I heard last week that a poem I wrote recently as the narrative for a recruitment film for an oil company has picked up two awards for TV and film writing in the States. It was a cheering piece of news and quite unexpected. One tends to do the job, get paid for it, and move onto the next thing.
That said, I did have the feeling at the time that it was a good piece of work. A lot of that was down to the director, Nick Francis of Casual Films, who proved a patient and considerate collaborator as we batted back and forth draft after draft, struggling to get the ideas and emotions in the words to align with the footage he had taken.

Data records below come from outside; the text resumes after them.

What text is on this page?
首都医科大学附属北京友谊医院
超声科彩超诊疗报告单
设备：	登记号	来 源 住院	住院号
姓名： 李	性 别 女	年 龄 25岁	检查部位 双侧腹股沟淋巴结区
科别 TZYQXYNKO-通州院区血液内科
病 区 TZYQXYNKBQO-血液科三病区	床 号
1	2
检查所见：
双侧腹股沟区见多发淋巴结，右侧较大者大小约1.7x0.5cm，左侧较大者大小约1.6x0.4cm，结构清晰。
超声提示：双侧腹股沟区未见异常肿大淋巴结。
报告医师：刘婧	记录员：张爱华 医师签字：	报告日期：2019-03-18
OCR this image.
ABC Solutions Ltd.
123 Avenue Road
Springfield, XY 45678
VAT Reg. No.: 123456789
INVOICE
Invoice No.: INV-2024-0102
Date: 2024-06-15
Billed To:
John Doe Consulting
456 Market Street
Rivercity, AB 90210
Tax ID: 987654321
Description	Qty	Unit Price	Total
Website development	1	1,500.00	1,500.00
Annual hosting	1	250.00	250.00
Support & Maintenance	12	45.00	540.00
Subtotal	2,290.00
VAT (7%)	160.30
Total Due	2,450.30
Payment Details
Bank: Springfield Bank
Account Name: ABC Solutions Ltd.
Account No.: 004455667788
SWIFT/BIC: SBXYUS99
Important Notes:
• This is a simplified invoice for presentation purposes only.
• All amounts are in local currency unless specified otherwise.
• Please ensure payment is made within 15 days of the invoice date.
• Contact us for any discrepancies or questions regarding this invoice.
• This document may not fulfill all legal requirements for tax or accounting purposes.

You can see the film in several places, one of them being YouTube, where two people have commented. One says, ‘This is so cheesy and bad that it’s comical.’ The other says, ‘Awesome video!’ Between them they pretty much run the gamut of critical analysis to be found on such sites.
Cheesy it might seem to the cynical outsider, but it certainly had meaning for people within the business itself, Taqa Bratani, the flagship, North Sea arm of the Abu Dhabi national energy company. There were, apparently, tears at in-house screenings.
Of course the combination of rhythmic words with images and music can convey feelings that are much harder to elicit on the page. The film gave us the means to say things about the culture of the organisation that could not have been expressed with anything like the same impact, if at all, in print or even in presentation.
It leads me to believe that organisational culture is as much if not more about things felt as things thought, which is why attempts to define it often prove so clumsy and difficult.
Only today, writing a proposal, I found myself suggesting that to answer the question What is culture? we have to start by looking into our hearts and asking ourselves what we feel as individuals about what we do and why it matters. We have to look at the stories we carry with us about our work and the effect it has on the wider world. We have to think about what connects us to the people we work with.
Sharing these thoughts, feelings and stories helps people better understand the values and sense of purpose that they have in common. Taking time out simply to be human, to reflect and feel and share what it means to belong to a particular group of people, seems a far better way of getting to a definition of culture than setting about it with calipers and a slide rule, diagrams and analyses.
Why should any of this matter anyway? Because only then, only once we understand our own individual passions and drives, can we start to ask the collective questions that seem so important to organisations: What’s the point of us, where are we going, and why?